Para apoiar o setor cultural neste período de pandemia, o governo federal vai destinar, por meio da Lei Aldir Blanc, R$ 3 bilhões para estados, municípios e Distrito Federal. Desse montante, R$ 25.354.360,50 serão destinados aos municípios de Mato Grosso para viabilizar ações emergenciais de apoio ao setor cultural e seus trabalhadores.

O presidente da Associação Mato-grossense dos Municípios – AMM, Neurilan Fraga, disse que é muito importante que os prefeitos estejam atentos ao prazo para que não percam o recurso. “O setor cultural foi muito afetado pela pandemia e esses recursos emergenciais serão fundamentais para apoiar os trabalhadores do setor”, assinalou.

A AMM, que está alertando os gestores sobre o assunto, elaborou no início deste mês uma nota técnica para orientar os municípios sobre o assunto.

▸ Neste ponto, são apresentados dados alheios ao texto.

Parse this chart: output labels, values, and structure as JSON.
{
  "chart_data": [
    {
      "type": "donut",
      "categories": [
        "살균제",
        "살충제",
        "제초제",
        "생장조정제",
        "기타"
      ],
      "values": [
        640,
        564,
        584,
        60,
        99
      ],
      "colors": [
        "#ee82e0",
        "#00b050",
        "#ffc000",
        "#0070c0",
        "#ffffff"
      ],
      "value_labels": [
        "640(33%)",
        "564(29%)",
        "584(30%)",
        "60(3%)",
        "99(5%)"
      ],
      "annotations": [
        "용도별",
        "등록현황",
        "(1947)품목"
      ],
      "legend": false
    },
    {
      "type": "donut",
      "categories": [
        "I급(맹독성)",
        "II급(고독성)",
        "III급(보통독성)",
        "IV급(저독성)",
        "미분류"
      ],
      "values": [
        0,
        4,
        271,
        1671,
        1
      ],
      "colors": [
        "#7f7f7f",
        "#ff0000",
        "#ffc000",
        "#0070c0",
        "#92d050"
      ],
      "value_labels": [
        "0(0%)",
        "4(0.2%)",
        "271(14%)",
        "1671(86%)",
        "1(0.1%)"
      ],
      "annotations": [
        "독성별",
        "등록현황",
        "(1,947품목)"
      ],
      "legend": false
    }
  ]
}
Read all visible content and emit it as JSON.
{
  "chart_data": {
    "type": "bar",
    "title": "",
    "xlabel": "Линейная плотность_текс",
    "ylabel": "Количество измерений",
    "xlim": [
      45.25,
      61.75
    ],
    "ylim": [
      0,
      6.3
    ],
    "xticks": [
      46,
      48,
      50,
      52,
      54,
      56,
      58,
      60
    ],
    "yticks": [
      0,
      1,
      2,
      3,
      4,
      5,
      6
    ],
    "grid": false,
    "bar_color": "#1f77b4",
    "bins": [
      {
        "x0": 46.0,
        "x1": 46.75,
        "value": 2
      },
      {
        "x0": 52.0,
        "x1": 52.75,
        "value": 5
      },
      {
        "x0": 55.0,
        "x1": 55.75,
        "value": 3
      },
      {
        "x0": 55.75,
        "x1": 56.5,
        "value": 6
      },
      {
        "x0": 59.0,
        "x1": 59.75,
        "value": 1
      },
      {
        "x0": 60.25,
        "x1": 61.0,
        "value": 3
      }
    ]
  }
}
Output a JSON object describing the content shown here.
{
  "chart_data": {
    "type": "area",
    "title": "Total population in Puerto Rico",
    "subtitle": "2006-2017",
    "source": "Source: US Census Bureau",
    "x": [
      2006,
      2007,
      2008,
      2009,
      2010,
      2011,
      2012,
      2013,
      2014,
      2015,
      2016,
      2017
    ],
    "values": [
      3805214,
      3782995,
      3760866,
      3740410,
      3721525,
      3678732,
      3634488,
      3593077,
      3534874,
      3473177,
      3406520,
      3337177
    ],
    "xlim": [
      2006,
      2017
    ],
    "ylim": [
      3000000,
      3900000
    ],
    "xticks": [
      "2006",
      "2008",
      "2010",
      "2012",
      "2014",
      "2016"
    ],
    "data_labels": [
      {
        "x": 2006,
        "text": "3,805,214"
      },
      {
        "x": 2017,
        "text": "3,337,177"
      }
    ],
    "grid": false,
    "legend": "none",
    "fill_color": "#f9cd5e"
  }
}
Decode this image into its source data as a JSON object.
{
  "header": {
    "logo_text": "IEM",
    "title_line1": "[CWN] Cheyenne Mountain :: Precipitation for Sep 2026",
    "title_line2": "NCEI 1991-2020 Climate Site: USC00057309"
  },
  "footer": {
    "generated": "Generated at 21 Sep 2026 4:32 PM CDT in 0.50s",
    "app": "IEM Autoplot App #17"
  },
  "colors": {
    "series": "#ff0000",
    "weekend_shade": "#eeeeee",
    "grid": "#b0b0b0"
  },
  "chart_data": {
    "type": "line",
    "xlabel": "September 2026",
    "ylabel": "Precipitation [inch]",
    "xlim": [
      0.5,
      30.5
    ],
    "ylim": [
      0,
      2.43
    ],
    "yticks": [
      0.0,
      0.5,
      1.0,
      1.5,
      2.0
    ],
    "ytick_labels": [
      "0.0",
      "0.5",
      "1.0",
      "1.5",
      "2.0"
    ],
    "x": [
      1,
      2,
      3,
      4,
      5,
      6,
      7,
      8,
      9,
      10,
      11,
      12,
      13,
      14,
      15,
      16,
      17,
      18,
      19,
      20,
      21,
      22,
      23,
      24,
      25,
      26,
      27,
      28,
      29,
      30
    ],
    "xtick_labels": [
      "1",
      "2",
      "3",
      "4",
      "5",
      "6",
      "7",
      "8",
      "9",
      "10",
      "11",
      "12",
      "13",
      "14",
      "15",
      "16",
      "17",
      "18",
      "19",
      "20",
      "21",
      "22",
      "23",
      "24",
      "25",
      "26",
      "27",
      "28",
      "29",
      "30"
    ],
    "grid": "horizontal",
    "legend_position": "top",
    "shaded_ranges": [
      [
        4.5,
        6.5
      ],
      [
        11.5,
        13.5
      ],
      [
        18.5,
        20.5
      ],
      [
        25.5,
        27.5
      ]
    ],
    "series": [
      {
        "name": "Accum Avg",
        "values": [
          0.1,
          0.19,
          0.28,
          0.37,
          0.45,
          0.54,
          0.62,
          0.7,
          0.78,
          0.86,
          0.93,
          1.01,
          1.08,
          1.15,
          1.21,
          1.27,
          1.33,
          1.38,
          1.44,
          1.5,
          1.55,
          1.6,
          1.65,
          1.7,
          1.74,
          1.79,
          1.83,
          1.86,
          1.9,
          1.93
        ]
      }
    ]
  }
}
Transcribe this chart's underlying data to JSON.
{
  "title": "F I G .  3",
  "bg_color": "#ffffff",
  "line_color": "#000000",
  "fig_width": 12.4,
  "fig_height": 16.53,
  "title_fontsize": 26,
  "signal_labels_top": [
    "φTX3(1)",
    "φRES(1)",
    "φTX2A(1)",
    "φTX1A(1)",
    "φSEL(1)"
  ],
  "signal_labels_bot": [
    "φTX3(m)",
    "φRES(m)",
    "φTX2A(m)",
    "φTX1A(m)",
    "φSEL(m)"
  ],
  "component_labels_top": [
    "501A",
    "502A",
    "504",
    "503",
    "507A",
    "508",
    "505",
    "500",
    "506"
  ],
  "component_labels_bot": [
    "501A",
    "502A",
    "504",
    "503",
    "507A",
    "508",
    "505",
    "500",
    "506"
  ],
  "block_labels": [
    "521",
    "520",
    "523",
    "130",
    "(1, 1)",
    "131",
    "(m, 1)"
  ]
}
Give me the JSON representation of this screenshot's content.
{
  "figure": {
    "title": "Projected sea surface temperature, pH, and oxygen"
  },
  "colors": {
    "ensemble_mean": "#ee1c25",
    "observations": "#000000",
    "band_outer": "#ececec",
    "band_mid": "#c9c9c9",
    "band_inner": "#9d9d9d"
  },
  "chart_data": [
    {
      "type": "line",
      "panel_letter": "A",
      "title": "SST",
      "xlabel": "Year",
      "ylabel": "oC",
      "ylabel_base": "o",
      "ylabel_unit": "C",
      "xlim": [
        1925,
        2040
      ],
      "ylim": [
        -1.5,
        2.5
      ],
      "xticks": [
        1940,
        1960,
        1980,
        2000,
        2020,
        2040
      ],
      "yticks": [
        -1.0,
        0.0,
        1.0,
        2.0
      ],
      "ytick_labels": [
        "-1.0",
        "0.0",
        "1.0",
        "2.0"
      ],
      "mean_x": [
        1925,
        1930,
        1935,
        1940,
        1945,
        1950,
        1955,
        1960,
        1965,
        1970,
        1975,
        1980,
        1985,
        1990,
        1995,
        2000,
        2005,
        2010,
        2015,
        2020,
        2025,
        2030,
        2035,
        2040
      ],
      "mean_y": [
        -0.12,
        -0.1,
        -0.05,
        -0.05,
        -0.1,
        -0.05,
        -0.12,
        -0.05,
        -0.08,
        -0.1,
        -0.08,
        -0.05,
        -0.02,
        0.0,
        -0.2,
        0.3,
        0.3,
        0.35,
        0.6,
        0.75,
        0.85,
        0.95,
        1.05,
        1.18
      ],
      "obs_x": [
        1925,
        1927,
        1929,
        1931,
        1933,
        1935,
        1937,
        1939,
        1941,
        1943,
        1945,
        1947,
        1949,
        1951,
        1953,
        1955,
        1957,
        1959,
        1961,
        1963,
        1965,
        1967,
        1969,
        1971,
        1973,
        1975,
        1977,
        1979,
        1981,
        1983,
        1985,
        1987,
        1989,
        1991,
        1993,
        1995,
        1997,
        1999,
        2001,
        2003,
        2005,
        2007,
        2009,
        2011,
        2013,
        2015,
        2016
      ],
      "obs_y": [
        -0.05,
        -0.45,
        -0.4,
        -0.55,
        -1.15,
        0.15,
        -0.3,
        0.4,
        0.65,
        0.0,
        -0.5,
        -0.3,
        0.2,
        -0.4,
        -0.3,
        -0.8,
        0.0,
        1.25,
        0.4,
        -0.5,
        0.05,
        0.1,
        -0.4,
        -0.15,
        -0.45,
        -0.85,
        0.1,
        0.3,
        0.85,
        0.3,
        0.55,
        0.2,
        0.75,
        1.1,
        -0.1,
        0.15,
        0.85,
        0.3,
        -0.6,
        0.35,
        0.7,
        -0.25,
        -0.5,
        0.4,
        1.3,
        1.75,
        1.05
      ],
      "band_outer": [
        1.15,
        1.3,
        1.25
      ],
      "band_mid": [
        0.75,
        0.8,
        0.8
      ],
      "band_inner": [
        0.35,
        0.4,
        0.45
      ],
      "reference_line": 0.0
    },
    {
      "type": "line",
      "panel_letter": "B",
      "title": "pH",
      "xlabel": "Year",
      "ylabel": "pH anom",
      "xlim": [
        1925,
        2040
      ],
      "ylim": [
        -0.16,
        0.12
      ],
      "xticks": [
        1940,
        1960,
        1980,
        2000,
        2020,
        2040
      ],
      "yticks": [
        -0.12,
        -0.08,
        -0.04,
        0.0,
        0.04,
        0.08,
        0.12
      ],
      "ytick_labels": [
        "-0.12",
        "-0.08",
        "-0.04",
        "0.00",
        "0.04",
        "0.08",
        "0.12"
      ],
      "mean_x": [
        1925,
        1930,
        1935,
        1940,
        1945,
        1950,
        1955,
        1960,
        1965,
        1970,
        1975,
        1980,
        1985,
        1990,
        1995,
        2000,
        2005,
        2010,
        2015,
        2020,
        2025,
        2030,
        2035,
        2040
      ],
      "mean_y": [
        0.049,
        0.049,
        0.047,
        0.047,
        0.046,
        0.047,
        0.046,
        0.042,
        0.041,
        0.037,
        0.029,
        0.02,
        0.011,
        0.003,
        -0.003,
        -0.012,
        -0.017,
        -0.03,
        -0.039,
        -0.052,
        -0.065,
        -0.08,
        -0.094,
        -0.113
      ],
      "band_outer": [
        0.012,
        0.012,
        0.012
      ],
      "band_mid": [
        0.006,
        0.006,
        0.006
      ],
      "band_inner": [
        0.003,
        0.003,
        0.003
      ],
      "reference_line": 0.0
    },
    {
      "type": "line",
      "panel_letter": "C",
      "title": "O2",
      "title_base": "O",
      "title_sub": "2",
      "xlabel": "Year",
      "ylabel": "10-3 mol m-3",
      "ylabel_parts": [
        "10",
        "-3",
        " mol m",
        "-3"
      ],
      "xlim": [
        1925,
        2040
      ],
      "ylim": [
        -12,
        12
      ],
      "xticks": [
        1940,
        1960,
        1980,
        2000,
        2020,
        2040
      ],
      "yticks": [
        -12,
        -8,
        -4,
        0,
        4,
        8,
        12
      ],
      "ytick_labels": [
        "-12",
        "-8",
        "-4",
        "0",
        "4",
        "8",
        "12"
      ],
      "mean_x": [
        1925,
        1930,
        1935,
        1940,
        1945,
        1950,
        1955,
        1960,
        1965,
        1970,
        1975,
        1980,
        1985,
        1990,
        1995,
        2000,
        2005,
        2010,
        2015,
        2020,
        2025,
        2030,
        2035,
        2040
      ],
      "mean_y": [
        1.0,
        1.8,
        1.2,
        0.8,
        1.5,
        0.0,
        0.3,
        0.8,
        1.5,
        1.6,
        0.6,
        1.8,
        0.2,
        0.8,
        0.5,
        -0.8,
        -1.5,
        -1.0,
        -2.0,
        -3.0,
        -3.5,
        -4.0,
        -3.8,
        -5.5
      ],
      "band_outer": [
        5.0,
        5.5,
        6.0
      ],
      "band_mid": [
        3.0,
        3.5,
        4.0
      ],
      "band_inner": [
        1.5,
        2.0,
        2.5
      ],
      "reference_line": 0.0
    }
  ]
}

O documento esclarece a forma de rateio do valor liberado, meio de recebimento, prazos a serem observados, contabilização, prestação de contas, entre outros aspectos.

A nota técnica orienta que a prestação de contas dos recursos não se limita a relatórios financeiros, mas engloba as fases inerentes ao processo de distribuição dos recursos e também se encontra sob a jurisdição dos órgãos de controles de todas as esferas.

Com relação à fiscalização, o procedimento deverá ser contínuo, com a atuação do controle interno do município auxiliando e fiscalizando para evitar irregularidades, com a participação também do conselho de cultura, caso haja, além do acompanhamento social das informações constantes no site de natureza obrigatória, e pelos demais órgãos de controles, como Tribunal de Contas da União-TCU, Controladoria Geral da União-CGU, Ministério Público da União-MPU, Tribunal de Contas do Estado-TCE/MT e Ministério Público Estadual-MPE/MT.

Sobre a responsabilização do gestor, o documento alerta que o agente público responsável pelo pagamento em desacordo com a lei, poderá ser responsabilizado nas esferas civil, administrativa e penal. Além disso, “a responsabilização não se limita ao gestor, mas estende-se ao agente cadastrador que irá fazer as pesquisas na Plataforma+Brasil, assim como aos conselheiros da cultura ou o responsável pelo outro órgão, cujos CPFs estarão informados na elegibilidade das entidades beneficiárias e na indicação de pagamentos efetuados pelo sistema BB-Ágil”.

Os entes federados terão acesso aos recursos por meio da Plataforma +Brasil, instituída pelo Decreto nº 10.035/2019. O recurso poderá ser usado para pagamento de renda emergencial mensal aos trabalhadores da cultura – R$ 600 pelo período de três meses -, subsídio mensal para manutenção de espaços artísticos e culturais – entre R$ 3 mil e R$ 10 mil – e iniciativas de fomento cultural, como: editais, chamadas públicas, prêmios, aquisição de bens e serviços vinculados ao setor cultural e outros instrumentos destinados à manutenção de agentes, espaços, iniciativas, cursos, produções, entre outros.